In June, I purchased a third generation iPod from Apple, and no sooner did I bring it back to Japan in August than it died after only being here two weeks. Naturally, I purchased Apple Care, but I was terrified that I would have to pay an arm, a leg, and several internal organs to ship it back to the US for servicing. I was also afraid of calling technical support here in Japan, for fear that their "English assistance" would be more frustration than its worth. When I finally got the nerve to call, just in the off chance I could ship to Apple Japan in Chiba Prefecture, I was amazed not only by the response time of their "techie" but by the individual’s ability to help troubleshoot the error on the phone in flawless, natural English.

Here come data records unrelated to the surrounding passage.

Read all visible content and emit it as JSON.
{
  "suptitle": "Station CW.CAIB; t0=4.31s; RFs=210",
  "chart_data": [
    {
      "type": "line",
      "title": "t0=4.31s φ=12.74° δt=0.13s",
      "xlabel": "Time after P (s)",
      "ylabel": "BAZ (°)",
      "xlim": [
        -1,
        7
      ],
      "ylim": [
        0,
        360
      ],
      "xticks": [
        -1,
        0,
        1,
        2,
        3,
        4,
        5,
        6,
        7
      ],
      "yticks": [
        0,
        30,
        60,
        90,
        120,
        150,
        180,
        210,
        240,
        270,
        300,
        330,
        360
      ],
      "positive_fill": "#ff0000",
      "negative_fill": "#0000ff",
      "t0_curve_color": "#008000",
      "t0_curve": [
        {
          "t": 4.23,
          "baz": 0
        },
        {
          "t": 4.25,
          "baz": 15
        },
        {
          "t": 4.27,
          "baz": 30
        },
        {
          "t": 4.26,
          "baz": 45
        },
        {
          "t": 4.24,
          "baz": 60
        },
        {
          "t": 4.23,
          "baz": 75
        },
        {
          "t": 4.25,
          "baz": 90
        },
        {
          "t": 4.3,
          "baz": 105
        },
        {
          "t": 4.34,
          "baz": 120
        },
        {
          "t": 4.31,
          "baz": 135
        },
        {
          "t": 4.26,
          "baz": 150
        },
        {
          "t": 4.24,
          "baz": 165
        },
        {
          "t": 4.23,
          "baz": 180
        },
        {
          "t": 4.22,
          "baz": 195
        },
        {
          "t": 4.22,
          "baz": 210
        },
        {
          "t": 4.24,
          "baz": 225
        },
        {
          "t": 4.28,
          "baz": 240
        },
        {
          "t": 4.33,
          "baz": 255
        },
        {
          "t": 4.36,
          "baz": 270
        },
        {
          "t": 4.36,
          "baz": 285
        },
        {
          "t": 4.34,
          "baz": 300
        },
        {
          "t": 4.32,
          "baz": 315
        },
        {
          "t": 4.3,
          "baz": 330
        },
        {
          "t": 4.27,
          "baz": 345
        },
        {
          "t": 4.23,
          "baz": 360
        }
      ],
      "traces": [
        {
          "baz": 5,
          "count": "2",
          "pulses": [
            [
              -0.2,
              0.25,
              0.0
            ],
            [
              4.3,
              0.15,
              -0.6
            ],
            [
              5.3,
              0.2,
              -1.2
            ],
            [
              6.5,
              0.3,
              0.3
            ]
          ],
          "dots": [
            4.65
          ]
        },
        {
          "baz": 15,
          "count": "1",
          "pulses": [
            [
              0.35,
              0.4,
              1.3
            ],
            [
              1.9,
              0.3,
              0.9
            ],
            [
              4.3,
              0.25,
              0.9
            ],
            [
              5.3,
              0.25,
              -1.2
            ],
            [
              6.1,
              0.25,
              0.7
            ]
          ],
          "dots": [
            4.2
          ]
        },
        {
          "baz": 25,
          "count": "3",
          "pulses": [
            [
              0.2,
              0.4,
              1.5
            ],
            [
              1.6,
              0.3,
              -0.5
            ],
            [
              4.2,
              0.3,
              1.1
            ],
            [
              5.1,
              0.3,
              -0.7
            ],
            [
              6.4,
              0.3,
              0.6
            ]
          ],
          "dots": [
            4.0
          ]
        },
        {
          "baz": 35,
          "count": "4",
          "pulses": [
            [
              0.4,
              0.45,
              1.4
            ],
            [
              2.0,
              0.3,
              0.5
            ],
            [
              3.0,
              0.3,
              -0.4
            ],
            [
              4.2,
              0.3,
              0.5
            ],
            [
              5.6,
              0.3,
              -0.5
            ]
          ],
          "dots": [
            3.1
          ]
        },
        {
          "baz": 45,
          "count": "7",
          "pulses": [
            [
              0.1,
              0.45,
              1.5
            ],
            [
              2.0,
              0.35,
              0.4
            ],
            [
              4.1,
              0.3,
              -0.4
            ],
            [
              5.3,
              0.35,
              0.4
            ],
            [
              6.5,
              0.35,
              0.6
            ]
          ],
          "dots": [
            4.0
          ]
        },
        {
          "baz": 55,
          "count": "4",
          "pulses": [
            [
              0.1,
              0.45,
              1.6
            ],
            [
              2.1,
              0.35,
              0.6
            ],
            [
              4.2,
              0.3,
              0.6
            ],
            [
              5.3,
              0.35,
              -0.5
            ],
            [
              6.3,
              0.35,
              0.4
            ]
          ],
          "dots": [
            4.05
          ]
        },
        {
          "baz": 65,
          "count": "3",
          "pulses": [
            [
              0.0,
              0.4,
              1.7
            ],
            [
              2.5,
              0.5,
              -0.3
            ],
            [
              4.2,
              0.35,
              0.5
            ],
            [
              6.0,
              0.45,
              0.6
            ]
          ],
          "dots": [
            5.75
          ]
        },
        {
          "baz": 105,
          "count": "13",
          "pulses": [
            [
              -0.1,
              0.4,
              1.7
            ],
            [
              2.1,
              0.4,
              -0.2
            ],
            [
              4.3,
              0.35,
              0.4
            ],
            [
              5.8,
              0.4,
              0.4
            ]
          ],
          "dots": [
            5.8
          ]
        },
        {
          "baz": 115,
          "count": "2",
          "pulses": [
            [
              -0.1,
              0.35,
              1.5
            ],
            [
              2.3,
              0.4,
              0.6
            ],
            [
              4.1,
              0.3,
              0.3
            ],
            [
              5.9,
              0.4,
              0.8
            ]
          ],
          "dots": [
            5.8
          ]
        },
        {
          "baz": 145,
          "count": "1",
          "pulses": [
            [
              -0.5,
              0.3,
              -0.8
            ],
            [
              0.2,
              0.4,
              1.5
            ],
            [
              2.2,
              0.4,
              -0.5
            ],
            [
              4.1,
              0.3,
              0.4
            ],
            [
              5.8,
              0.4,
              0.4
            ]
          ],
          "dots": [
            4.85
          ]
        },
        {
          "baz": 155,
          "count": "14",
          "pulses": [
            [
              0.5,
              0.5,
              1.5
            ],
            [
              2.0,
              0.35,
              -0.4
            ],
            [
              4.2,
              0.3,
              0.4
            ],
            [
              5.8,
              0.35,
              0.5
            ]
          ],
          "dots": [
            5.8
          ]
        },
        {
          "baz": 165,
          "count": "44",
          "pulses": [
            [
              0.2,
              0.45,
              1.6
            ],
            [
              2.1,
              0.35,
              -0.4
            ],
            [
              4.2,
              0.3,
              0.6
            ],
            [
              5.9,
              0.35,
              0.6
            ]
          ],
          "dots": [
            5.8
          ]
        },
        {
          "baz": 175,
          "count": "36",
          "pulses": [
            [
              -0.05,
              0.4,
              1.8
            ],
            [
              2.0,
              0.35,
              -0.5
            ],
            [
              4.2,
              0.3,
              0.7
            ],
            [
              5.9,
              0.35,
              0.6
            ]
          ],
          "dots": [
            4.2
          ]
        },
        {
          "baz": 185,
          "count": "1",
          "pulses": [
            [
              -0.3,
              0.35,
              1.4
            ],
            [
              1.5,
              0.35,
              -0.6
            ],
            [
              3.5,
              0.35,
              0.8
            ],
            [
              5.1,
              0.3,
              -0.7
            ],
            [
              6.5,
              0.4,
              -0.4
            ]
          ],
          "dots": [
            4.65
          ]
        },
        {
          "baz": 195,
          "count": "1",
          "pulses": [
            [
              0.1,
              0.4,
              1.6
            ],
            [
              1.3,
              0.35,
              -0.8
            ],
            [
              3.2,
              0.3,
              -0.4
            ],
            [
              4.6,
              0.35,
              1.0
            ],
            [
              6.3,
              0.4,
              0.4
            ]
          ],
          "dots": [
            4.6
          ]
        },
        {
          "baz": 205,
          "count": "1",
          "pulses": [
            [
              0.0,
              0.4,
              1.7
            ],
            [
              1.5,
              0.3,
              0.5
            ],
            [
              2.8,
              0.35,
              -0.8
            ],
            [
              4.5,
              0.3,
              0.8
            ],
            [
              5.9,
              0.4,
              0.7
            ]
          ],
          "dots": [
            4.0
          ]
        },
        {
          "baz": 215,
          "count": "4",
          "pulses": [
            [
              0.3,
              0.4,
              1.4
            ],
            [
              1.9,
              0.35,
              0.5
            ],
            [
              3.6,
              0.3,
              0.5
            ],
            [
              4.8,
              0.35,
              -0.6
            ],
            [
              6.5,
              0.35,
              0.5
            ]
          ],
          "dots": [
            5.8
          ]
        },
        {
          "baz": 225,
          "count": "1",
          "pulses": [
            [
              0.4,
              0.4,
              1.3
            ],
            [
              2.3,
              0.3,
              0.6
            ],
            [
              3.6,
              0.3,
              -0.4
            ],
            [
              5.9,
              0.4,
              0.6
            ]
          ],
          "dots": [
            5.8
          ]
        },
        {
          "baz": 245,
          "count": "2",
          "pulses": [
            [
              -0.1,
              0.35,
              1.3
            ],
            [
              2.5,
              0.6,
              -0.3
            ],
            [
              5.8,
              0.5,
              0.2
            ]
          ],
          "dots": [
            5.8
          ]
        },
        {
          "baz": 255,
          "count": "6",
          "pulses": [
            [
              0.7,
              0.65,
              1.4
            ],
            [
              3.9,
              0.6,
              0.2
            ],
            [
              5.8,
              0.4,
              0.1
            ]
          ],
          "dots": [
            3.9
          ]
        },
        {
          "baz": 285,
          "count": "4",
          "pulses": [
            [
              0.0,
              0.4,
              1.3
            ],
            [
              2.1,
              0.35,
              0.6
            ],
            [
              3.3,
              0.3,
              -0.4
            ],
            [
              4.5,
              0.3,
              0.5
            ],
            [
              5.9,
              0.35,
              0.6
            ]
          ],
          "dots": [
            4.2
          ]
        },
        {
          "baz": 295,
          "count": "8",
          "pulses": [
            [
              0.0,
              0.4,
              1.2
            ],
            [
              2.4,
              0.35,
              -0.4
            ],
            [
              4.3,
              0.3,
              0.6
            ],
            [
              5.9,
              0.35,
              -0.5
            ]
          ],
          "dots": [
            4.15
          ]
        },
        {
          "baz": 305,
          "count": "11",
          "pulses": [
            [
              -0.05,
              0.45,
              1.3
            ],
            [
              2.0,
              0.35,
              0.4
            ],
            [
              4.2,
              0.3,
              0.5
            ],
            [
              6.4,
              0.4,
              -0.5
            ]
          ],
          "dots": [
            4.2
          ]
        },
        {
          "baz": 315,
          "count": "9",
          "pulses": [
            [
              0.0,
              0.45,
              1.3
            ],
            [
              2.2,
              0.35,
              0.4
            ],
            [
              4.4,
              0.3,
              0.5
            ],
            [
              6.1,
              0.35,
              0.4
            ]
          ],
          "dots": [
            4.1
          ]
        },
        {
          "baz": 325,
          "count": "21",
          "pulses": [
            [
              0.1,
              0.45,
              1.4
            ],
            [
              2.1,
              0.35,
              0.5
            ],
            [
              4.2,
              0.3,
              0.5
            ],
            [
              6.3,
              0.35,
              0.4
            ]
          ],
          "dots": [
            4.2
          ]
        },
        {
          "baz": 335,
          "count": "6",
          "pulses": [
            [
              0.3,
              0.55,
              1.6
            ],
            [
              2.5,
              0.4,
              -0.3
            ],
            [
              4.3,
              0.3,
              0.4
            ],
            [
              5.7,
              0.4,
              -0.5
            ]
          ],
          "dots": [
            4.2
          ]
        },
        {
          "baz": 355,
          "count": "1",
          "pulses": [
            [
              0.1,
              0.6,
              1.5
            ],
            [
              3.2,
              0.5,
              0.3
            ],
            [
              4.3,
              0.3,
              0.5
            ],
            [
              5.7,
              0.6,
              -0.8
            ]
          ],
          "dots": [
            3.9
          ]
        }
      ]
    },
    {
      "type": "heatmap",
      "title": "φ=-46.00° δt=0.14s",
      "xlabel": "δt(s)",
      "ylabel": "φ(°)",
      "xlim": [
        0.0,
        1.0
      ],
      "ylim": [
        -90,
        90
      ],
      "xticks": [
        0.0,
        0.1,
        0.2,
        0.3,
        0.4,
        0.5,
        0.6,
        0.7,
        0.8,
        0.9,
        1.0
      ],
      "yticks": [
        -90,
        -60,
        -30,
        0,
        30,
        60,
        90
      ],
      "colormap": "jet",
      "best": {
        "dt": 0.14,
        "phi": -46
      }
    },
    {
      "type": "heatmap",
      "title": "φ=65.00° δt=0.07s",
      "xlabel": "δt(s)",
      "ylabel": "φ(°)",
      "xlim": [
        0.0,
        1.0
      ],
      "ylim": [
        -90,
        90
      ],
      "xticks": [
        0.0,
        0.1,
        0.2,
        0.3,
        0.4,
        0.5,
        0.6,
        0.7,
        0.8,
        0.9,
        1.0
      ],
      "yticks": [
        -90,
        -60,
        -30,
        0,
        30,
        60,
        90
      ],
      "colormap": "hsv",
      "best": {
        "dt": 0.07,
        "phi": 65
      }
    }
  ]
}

Within 20 minutes, not only was my issue with the dead iPod(5) resolved, but I hung up the phone feeling completely relieved. It was the most painless phone call to a customer service support center that I have ever made.

I honestly don’t know what I keep doing to make all the technology around me act ridiculous. I consider it my latent mutant ability to be able to break machines just my attempting to use them correctly. I sometimes feel like I rely too heavily upon my more knowledgeable and tech-savvy friends to help me cope with my technological ineptitude, but honestly, I swear that machines really hate me. From my PCs to my 2002 VW Turbo Beetle that bit the dust a couple of months after purchase(6), I just can’t win when it comes to machines. Why must this love be so one sided?

Footnotes

  1. It’s also counter productive to the trying to get the damn thing to work challenge if I go and break it.
  2. Dude, I’m never ever buying a Dell again.
  3. See note 2.
  4. I’ve never met a Best Buy "techie" that I didn’t like.
  5. An internal error that forced the iPod to begin ignoring the FireWire connection, thus preventing it from being synched with my PC or allowing the battery to charge began in early August, when I used the iPod updater to download the latest software patch.
  6. There was a problem with the Turbo chip and the automatic transmission that caused a timing error when shifting from third to fourth gear. The shop called my car "The Anomaly" because it was brought in three times until a national recall on the engine parts started. It killed me to part with that car, but it was for the best.